É isto

Sentada numa esplanada, a tomar um café, observava distraída as pessoas anónimas que passavam na rua, para cima e para baixo. De repente dei por mim a dizer com convicção: “É isto.” Ele, muito confuso, balbuciou um “Como assim?” que eu ignorei, mergulhada no meu pensamento. Na verdade, tem sido um pensamento que me percorre a mente e o espírito com alguma frequência. Um pensamento muito simples, que surpreendentemente não deixa qualquer rasto de angústia.

A nossa vida não passa disto. Isto que temos aqui, desde o dia em que nascemos. O dia a dia, a rotina. A continuidade e os momentos de rotura. O enfadonho e o inesperado. O crescimento e envelhecimento. As pessoas com quem interagimos. Os ganhos e as perdas. O profundo e o superficial. A saúde e a doença. O trabalho e o tempo livre. Os almoços, os jantares. Os passeios e os mergulhos no mar. O campo e a cidade. O dia inteiro à frente do computador. As horas a olhar para o telemóvel. A música, a televisão, o cinema. A arte. O trânsito. A família, os amigos e os colegas de trabalho. Os conhecidos e os desconhecidos. O sofrimento. O amor. A felicidade. O bom, o mau, o neutro. O tempo a passar.

“Tudo se resume a isto”, insisti. Nascemos, vivemos, morremos. E é isto, não passa disto. Porém, temos um medo enorme que a nossa existência seja apenas esta e agarramo-nos à ideia que tem de haver algo mais do que isto. Queremos que não acabe aqui, que a morte não seja o fim de nós. Queremos que haja um Ser Superior que cuide de nós, que olhe por nós, para nós, que nos veja como especiais e únicos.

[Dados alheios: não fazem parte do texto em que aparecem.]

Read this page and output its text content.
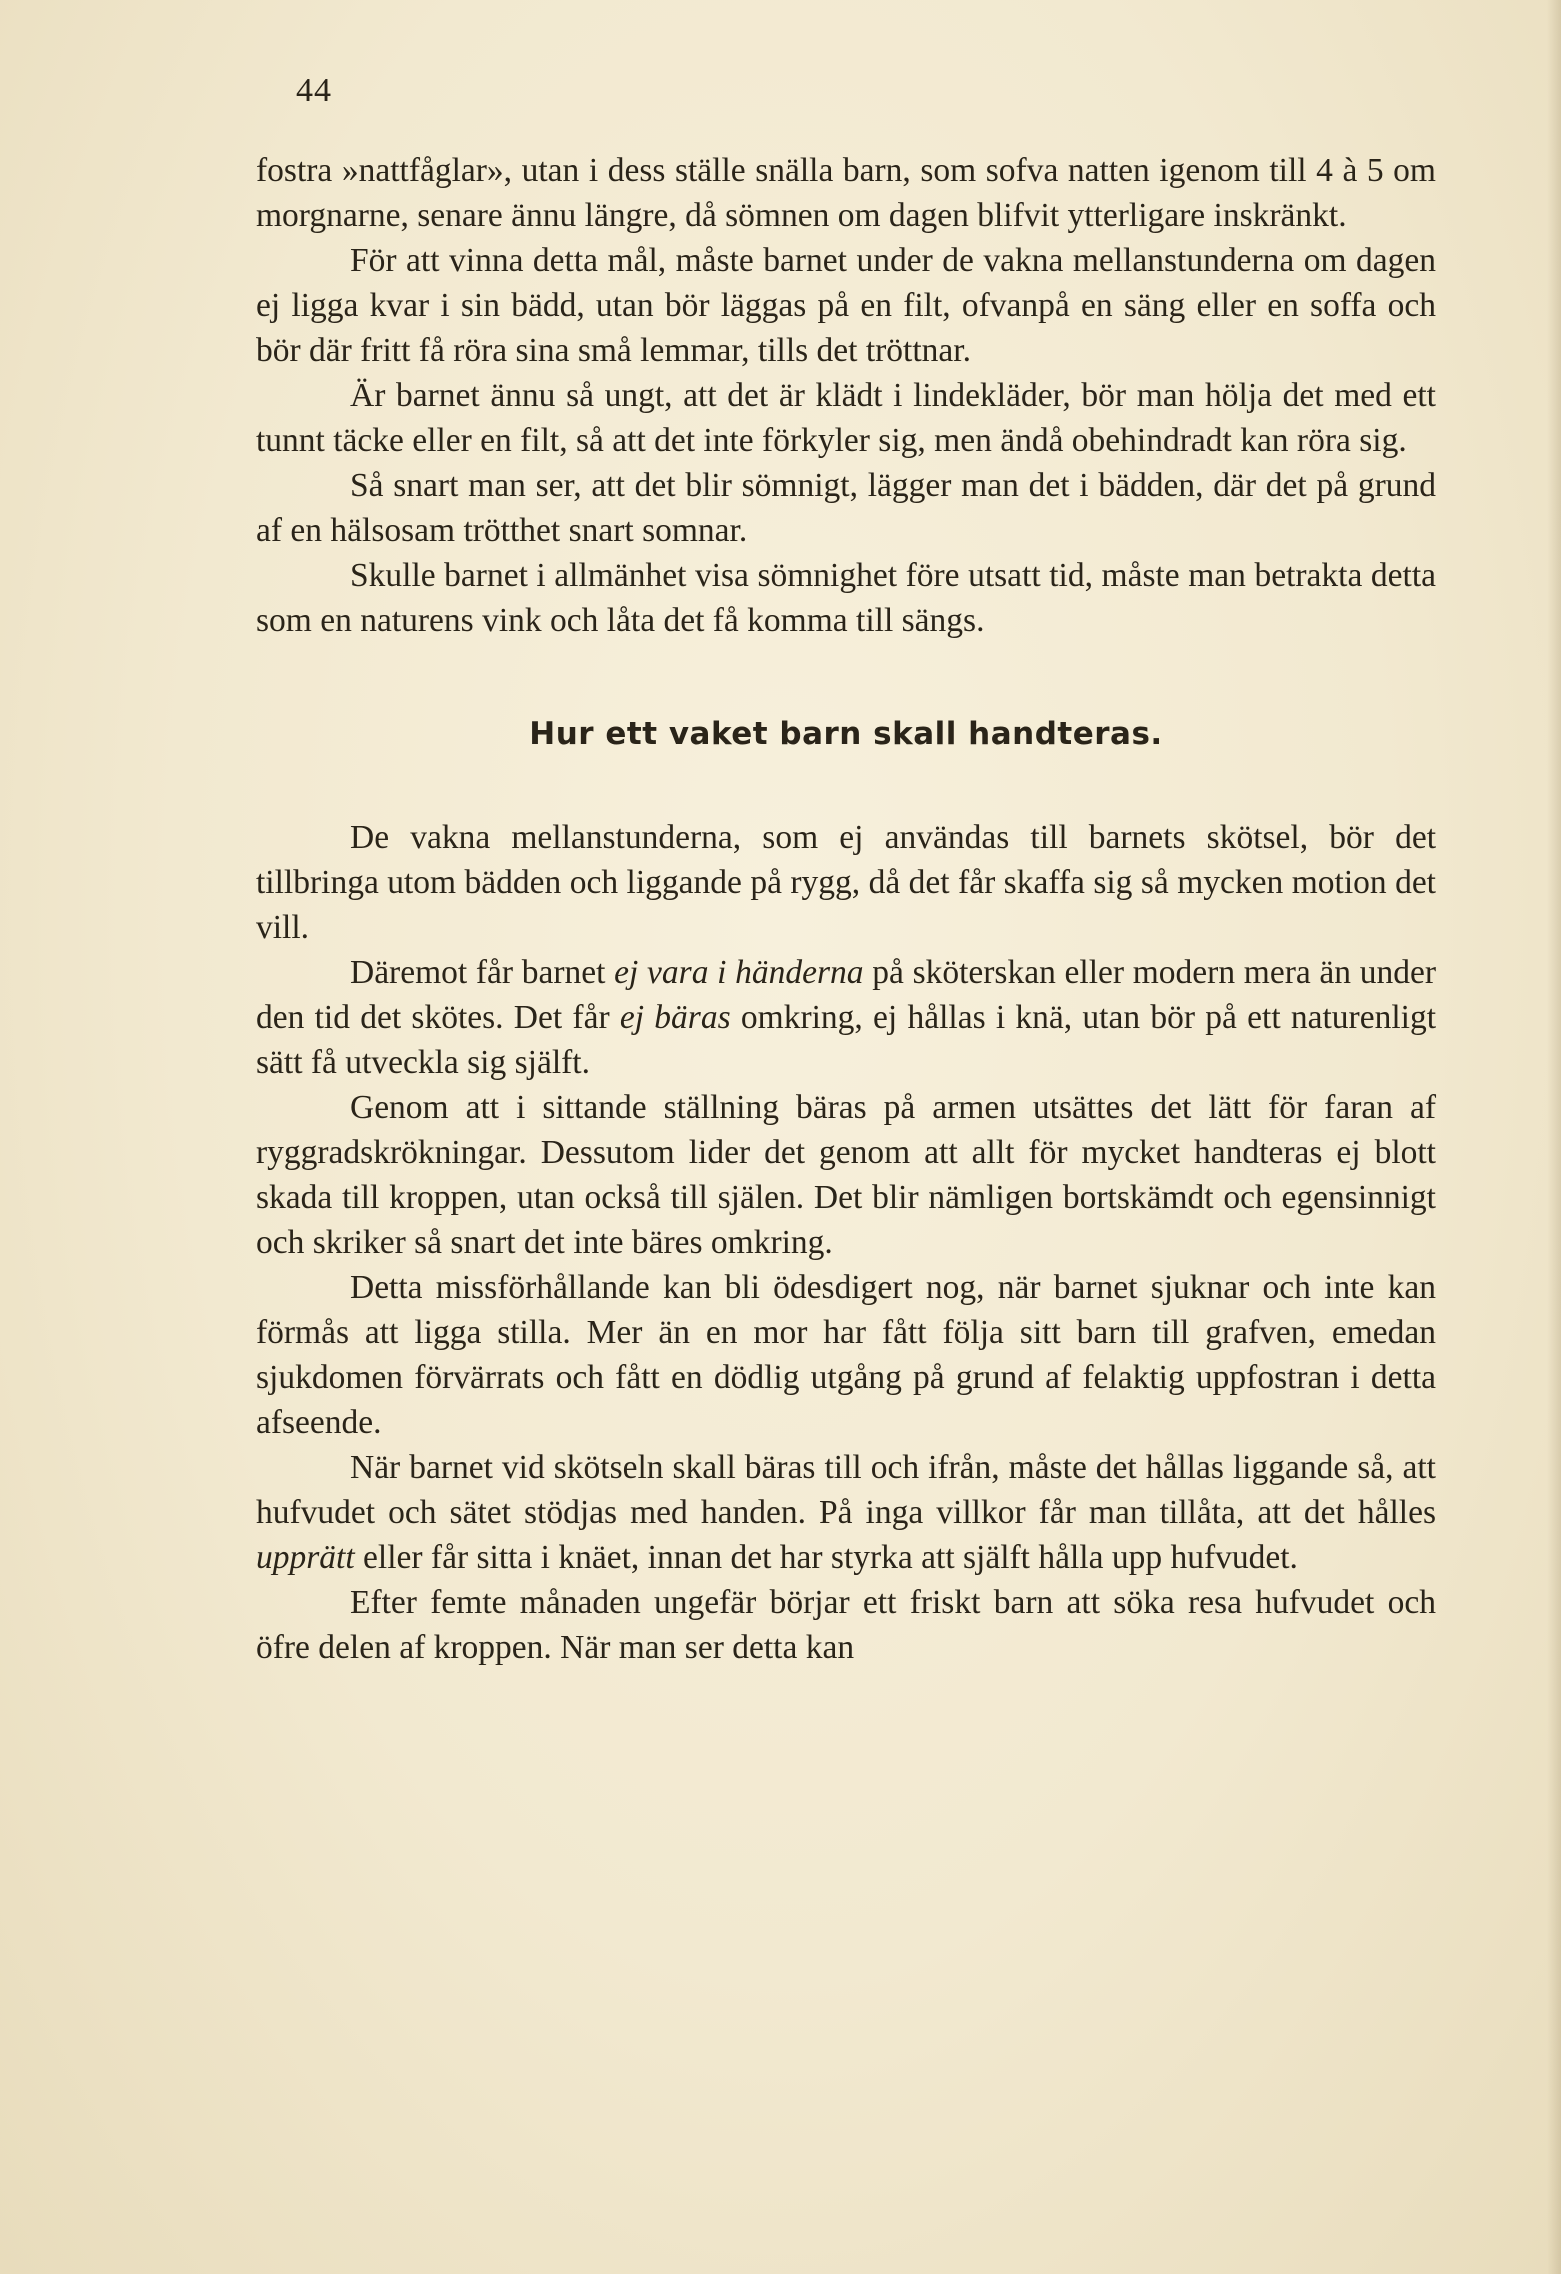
44

fostra »nattfåglar», utan i dess ställe snälla barn, som sofva natten igenom till 4 à 5 om morgnarne, senare ännu längre, då sömnen om dagen blifvit ytterligare inskränkt.

För att vinna detta mål, måste barnet under de vakna mellanstunderna om dagen ej ligga kvar i sin bädd, utan bör läggas på en filt, ofvanpå en säng eller en soffa och bör där fritt få röra sina små lemmar, tills det tröttnar.

Är barnet ännu så ungt, att det är klädt i lindekläder, bör man hölja det med ett tunnt täcke eller en filt, så att det inte förkyler sig, men ändå obehindradt kan röra sig.

Så snart man ser, att det blir sömnigt, lägger man det i bädden, där det på grund af en hälsosam trötthet snart somnar.

Skulle barnet i allmänhet visa sömnighet före utsatt tid, måste man betrakta detta som en naturens vink och låta det få komma till sängs.

Hur ett vaket barn skall handteras.

De vakna mellanstunderna, som ej användas till barnets skötsel, bör det tillbringa utom bädden och liggande på rygg, då det får skaffa sig så mycken motion det vill.

Däremot får barnet ej vara i händerna på sköterskan eller modern mera än under den tid det skötes. Det får ej bäras omkring, ej hållas i knä, utan bör på ett naturenligt sätt få utveckla sig själft.

Genom att i sittande ställning bäras på armen utsättes det lätt för faran af ryggradskrökningar. Dessutom lider det genom att allt för mycket handteras ej blott skada till kroppen, utan också till själen. Det blir nämligen bortskämdt och egensinnigt och skriker så snart det inte bäres omkring.

Detta missförhållande kan bli ödesdigert nog, när barnet sjuknar och inte kan förmås att ligga stilla. Mer än en mor har fått följa sitt barn till grafven, emedan sjukdomen förvärrats och fått en dödlig utgång på grund af felaktig uppfostran i detta afseende.

När barnet vid skötseln skall bäras till och ifrån, måste det hållas liggande så, att hufvudet och sätet stödjas med handen. På inga villkor får man tillåta, att det hålles upprätt eller får sitta i knäet, innan det har styrka att själft hålla upp hufvudet.

Efter femte månaden ungefär börjar ett friskt barn att söka resa hufvudet och öfre delen af kroppen. När man ser detta kan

O meu namorado é ateu. Diz que acredita apenas na biologia material e imaterial, o que basicamente significa que não acredita em nada que a ciência não explique. Mas o que me fascina é que, apesar disso, ou talvez precisamente por causa disso, irradia uma infinita espiritualidade e imensidão. Vive muito tranquilo no presente sem temer o futuro, não sente a inquietação que sinto por não conhecer o insondável. Acredita nas pessoas, na vida, e reconhece a morte como uma inevitabilidade natural. Não espera que haja mais qualquer coisa quando a vida acaba e mergulhamos no abismo do nada. Nessa altura já não sentimos, já não pensamos, já não somos.

Eu, no entanto, não tenho por ora qualquer certeza. Gostava muito de ter em mim a crença que vejo em tanta gente que sabe que a morte não é o fim. Mas não sei se isto que temos e vivemos agora é tudo o que existe ou se haverá uma outra dimensão e um outro tempo – a eternidade. Questiono-me muitas vezes se o criador não serei eu, e Deus a criatura. Porém, lembro-me repetidamente que não é possível conhecer sem duvidar. A dúvida pode ser apenas mais um passo até à revelação final.

Sei que os limites do pensamento, da linguagem, são os limites do nosso mundo. Talvez seja apenas por isso que sinto que a eternidade não existe para nenhum ser, nem para o mundo em si. Talvez apenas por isso sinta amiúde que tudo se resume a isto. De qualquer modo sei que está tudo certo, tal como é. Sei também que isto é já tanto.